I recently attended a seminar on advanced instrumentation, where algorithms were heavily featured. The project pitches heavily emphasised implementation rather than analysis and design, which started an interesting discussion, and led me to think about providing some hints that we’ve successfully used over the years:
1. What do we want to achieve? This is perhaps obvious, but I’ve seen that many people do over look this step and jump into Matlab or C in order to try something out. I would urge some caution here, and suggest that you think very carefully about what you’re about to undertake before writing a single line of code. Don’t be afraid to ask your colleagues/network for advice, as their suggestions may save you months of development time. Also consider using established techniques such as, MoSCoW.
2. The specifications: After establishing the ‘big picture’, split up the specifications into ‘must haves’ and ‘nice to haves’. This may take some time to work out, but undertaking this step saves a considerable amount of time in the development process, and keeps the client in the loop. The specifications don’t need to be 100% complete at this stage (they’re always minor details to be worked out), but make sure that you’re clear about what you’re about undertake, and don’t be afraid to do some analysis or short experiments if required.
3. Algorithm design: Sketch out the algorithm’s building blocks (Visio is a good tool), and for each idea produce a short list of bullets (pros and cons) and computational complexity. This will allow you easily review each concept with your peers.
4. Test data: arrange for some test vectors data (from clients or design some of your own synthetic signals), and sketch out a simple test plan of test vectors that you aim to use in order to validate your concept.
5. Development: Depending on your programming ability, you may decide to implement in C/C++, but Matlab/Octave are very good starting points, as the dynamic data types, vector math and toolboxes give you maximum flexibility. Use the testplan and vectors that you’ve designed in step 4. However, in the case of how to best design your algorithm for streaming applications, I would say that many aspects of the algorithm can be tested with an offline (data file) approach. For a majority of our radar and audio work, we always begin with data file comprised of 10-30seconds worth of data in order to prove that the algorithm functions as expected. Subsequent implementation steps can be used to make the algorithm streaming, but bear in mind that this may take a considerable amount of time!
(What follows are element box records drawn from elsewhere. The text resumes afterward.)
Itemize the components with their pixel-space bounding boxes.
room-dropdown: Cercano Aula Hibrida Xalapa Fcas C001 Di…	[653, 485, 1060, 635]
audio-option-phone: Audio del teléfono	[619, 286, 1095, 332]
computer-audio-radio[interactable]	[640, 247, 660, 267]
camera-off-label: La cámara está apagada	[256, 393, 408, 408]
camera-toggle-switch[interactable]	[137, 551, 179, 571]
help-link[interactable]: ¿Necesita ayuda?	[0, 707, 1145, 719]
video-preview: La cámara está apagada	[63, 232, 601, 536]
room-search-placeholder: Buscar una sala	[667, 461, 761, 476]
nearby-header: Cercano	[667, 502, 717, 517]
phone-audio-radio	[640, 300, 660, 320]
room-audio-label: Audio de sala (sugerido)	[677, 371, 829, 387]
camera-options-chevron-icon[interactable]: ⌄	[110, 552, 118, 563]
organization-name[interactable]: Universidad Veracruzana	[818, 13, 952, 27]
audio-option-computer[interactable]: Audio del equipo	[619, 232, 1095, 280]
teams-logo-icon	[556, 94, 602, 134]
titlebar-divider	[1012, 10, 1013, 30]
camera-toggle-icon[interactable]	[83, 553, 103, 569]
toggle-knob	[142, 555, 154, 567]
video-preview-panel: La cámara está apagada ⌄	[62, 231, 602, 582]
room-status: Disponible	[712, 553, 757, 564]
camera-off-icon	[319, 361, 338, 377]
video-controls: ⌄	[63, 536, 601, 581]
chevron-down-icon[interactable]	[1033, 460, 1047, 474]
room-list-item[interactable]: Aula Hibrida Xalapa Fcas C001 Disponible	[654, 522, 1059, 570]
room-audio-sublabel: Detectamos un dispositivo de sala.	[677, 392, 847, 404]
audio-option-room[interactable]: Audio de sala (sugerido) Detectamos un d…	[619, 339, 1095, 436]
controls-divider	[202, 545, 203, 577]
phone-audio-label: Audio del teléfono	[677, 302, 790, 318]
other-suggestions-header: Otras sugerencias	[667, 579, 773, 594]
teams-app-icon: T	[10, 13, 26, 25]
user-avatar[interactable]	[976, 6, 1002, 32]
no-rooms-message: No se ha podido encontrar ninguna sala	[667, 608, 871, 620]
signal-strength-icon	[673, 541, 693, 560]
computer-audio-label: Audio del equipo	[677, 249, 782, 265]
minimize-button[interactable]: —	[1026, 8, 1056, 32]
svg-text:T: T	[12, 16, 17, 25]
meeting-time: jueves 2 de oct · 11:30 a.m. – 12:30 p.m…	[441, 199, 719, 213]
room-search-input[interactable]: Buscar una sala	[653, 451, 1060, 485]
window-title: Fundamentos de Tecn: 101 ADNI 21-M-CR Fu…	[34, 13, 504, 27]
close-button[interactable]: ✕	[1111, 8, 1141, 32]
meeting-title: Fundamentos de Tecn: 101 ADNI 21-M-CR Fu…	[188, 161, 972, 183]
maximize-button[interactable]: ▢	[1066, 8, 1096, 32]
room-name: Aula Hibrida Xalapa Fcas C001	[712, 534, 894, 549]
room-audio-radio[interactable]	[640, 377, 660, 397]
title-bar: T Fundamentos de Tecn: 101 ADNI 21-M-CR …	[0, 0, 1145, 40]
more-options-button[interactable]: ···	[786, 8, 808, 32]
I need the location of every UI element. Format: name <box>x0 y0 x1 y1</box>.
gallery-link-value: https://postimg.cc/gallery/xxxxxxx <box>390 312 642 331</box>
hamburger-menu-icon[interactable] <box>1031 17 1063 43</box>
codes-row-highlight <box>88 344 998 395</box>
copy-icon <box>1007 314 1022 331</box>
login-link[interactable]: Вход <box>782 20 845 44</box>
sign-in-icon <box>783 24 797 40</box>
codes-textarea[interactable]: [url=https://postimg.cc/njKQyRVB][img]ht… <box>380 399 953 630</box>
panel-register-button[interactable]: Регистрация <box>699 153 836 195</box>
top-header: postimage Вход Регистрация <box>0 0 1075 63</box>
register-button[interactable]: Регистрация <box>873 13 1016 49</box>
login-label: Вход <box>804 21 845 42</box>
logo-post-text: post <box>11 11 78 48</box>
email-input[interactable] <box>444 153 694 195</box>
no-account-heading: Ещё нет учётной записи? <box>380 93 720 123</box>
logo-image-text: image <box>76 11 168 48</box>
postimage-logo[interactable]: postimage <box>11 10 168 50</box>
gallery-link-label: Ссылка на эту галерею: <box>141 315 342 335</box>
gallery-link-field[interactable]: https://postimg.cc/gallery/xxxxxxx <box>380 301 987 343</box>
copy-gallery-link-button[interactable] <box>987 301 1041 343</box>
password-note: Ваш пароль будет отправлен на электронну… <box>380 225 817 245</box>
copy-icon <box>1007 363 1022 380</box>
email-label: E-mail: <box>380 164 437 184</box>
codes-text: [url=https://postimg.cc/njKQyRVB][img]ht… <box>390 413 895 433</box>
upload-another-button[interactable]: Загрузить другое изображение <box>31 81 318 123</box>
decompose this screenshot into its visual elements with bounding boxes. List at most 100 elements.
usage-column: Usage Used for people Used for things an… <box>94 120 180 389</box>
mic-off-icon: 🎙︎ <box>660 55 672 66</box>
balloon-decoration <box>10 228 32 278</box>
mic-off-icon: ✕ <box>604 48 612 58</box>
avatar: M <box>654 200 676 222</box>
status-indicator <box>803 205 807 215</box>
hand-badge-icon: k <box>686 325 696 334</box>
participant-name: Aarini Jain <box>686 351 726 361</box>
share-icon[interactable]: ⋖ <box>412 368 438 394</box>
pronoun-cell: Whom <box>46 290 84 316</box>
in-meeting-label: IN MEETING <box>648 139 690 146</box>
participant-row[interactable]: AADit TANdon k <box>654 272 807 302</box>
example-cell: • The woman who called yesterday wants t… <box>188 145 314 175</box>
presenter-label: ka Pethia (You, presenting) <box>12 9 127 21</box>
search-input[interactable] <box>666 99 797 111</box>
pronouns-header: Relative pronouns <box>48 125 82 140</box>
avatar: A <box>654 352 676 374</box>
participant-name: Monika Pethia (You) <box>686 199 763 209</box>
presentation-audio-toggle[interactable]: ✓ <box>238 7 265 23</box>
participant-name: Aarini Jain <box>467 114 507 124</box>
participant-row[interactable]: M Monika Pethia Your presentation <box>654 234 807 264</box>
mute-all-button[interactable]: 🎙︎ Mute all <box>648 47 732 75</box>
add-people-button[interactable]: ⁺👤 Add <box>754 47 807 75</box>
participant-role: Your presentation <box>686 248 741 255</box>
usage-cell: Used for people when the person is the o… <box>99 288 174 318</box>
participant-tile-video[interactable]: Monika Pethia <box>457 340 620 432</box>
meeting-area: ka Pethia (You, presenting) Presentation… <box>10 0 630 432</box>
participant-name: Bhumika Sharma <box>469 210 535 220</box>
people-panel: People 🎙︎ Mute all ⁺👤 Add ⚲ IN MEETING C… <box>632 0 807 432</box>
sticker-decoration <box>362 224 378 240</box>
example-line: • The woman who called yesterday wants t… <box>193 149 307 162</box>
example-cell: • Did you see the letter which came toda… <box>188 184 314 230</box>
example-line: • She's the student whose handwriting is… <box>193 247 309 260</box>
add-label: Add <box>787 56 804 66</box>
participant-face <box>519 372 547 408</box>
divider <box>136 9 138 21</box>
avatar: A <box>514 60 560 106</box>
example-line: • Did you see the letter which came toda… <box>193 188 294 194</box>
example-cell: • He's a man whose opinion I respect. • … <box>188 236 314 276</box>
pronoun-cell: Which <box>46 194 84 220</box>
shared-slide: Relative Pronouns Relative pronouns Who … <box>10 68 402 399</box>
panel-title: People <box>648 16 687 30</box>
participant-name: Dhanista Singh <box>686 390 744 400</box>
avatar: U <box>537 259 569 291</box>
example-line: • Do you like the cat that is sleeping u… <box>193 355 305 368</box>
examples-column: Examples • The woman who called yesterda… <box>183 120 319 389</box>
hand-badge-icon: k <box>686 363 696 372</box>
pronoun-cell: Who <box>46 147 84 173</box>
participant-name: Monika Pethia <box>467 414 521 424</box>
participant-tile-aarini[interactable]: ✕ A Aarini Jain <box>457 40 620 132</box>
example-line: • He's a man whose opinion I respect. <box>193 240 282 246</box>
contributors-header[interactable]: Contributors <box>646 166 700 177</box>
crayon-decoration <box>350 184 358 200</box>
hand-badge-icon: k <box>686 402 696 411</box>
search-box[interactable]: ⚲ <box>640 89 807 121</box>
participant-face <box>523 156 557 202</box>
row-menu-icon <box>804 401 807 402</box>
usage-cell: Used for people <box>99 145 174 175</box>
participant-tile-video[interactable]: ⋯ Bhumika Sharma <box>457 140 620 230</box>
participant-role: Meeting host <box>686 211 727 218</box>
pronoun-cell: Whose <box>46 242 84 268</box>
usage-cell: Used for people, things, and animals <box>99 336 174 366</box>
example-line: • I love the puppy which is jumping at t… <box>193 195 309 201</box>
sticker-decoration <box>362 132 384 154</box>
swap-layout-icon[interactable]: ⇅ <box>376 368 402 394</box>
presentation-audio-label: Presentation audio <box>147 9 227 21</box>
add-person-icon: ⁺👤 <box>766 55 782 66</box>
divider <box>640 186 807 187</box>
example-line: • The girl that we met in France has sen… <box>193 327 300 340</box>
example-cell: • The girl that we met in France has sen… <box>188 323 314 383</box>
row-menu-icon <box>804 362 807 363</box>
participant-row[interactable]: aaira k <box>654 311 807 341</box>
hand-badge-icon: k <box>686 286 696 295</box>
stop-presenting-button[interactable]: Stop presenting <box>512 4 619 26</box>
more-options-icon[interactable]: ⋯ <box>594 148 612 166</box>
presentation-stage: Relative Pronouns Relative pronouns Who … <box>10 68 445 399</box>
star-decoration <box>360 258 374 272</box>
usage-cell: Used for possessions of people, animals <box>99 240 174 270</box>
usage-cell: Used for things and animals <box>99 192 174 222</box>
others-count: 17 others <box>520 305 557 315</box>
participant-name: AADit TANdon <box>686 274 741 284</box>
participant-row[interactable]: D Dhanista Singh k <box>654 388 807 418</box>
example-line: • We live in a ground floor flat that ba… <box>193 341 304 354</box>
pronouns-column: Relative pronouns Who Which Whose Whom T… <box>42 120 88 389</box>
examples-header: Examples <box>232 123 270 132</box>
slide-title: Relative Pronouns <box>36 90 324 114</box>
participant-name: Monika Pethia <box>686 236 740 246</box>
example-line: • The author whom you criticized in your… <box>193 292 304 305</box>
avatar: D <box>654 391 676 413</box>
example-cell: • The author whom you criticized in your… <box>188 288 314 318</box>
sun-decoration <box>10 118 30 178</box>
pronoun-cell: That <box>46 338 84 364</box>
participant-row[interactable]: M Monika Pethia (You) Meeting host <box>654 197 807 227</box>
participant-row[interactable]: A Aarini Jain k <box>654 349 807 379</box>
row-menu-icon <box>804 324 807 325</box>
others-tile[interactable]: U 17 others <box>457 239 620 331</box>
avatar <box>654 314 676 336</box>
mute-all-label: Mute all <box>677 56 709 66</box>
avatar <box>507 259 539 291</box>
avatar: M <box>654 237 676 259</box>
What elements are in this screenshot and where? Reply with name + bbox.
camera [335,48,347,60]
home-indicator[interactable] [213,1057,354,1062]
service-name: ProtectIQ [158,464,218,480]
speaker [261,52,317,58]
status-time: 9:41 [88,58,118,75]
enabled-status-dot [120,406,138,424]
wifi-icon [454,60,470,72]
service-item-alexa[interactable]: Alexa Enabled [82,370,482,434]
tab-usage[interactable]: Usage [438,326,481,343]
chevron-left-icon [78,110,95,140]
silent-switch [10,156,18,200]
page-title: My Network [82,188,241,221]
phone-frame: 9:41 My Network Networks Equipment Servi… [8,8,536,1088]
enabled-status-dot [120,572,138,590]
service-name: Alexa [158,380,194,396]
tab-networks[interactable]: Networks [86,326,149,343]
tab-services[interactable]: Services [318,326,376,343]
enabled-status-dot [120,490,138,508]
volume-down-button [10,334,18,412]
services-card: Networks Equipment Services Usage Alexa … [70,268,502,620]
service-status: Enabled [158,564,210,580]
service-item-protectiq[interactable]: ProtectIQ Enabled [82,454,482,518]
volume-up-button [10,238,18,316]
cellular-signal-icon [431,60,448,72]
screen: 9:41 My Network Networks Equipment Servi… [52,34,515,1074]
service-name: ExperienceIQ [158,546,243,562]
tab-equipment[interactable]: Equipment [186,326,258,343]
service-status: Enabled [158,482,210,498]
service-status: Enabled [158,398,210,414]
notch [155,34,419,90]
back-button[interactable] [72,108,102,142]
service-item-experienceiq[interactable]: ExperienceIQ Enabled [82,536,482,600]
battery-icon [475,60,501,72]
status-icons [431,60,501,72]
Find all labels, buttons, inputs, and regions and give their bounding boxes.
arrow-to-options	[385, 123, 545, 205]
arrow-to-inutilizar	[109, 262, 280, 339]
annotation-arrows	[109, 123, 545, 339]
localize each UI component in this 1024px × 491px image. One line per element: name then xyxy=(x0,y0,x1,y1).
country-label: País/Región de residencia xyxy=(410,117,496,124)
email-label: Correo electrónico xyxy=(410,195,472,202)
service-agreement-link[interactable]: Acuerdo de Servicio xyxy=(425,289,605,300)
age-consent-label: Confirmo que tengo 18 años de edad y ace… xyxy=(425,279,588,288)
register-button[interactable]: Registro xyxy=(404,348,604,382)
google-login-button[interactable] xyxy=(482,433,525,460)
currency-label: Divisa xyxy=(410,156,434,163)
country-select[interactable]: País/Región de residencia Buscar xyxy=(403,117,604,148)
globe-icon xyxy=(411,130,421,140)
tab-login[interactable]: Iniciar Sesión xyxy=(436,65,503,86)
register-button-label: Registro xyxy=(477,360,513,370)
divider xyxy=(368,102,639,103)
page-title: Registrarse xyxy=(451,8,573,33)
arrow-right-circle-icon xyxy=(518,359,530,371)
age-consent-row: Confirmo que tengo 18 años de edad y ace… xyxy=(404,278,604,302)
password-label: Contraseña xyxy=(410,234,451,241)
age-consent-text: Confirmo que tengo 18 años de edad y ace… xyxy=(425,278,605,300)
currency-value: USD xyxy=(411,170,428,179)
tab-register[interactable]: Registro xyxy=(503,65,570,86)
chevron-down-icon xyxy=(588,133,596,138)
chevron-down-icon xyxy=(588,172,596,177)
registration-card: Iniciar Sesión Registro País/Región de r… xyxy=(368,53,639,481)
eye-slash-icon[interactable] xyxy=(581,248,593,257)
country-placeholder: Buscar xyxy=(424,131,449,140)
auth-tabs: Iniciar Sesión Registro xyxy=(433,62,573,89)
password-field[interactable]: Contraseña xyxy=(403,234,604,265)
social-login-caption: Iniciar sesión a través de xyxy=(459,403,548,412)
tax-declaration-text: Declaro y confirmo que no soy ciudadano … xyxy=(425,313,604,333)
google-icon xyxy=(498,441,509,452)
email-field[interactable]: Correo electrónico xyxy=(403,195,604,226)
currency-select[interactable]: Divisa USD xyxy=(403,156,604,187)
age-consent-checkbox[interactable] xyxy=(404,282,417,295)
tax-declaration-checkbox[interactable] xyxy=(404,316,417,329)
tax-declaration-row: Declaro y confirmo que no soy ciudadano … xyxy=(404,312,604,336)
6. Avoid a quick fix! Depending on the complexity of your algorithm, there will be certain testvectors that degrade the performance of your algorithm or even cause it to completely fail. Allocate sometime to investigate this behaviour, but remember to prioritise the importance, and don’t spend months looking for a minor bug. Try and avoid looking for a quick fix or a patch, as they generally re-appear in the future and kick you up the backside.
7. Implementation: after verifying that your concept is correct, you can finally consider target implementation. This step couples back to the previous steps, as the algorithm complexity will have direct influence on the implementation platform and development time. Some good questions to ask yourself: Is the target platform embedded? In which case, do I need an FPGA, DSP or microcontroller? Will it be fixed point or floating point? Perhaps it will be PC based, in which case is it for Windows, Linux or Mac or for a tablet? What tools do you need in order to develop and test the algorithm?
8. Validation: Verify that your implemented algorithm works with your test vectors and that look for any difficult cases that you can find – remembering point 6.
9. Documentation: In all of the aforementioned steps, documentation is essential. Make sure that you document your results, and provide a paper trail such that a colleague can continue with your work if you get hit by a bus.